Whether you're trying to diagnose an X problem or requesting help from a mailing list or Usenet newsgroup, you'll want to have as much information available as possible. These are a set of tools you can use to obtain that information.
One of the best diagnostic tools and sources of information about your X system is probeonly output. To use it, kill X if it's already running and from a console, type:
X -probeonly 2> X.out
Yes, that's a single dash; so much for standards. The output of X goes to stderr, so we have to redirect stderr with "2>" to a file named X.out.
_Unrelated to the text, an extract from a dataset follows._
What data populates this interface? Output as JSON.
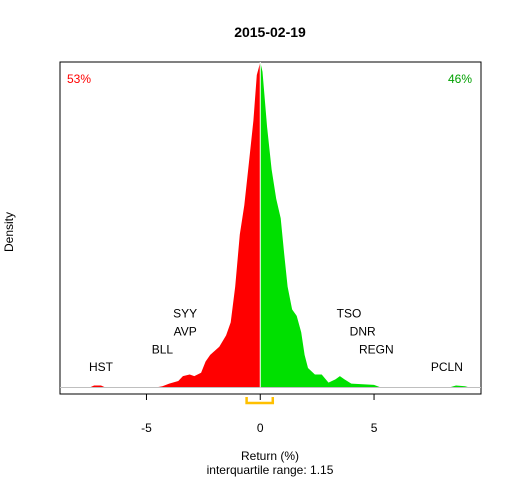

This file will have almost everything there is to know about your X system. It's crucial that you know the difference between the various markers you'll see in probeonly output:
(--) probed (**) from config file (==) default setting (++) from command line (!!) notice (II) informational (WW) warning (EE) error (??) unknown.
Here's an example of some information I gleaned from my output:
I'm running at 16 bpp color:
(**) TDFX(0): Depth 16, (--) framebuffer bpp 16
X has detected what my videocard chipset and videoram are:
(--) Chipset 3dfx Voodoo5 found (--) TDFX(0): VideoRAM: 32768 kByte Mapping 65536 kByte
xvidtune is your friend when your X screen is shifted a little bit too far to the right, or if the vertical length is too small to fit on your monitor. However, it's a great diagnostic tool also. It'll give you:
the hsync/vsync range specified in your XF86Config file
the 4 horizontal and 4 vertical numbers which defines your videomode (the 1st horizontal/vertical numbers gives the screen resolution). These 8 numbers will tell you which modeline your X uses. See the XFree86 Video Modetiming Howto for more information.
the "dot clock" your videocard is running at.
xwininfo tells you all sorts of information about X windows. And actually, your "background" or "root" window is considered a window too. So when xwininfo asks you to click on the window you want the information on, click on your background. It'll tell you things like screen and window resolution, color depth, window gravity state (which gives a hint to the window manager about where to place new windows), backing store usage and more.
xdpyinfo gives cool stuff, like X version and loaded extensions (invaluable when trying to see what's missing, like GLX, DRI, XFree86-VidMode, etc.).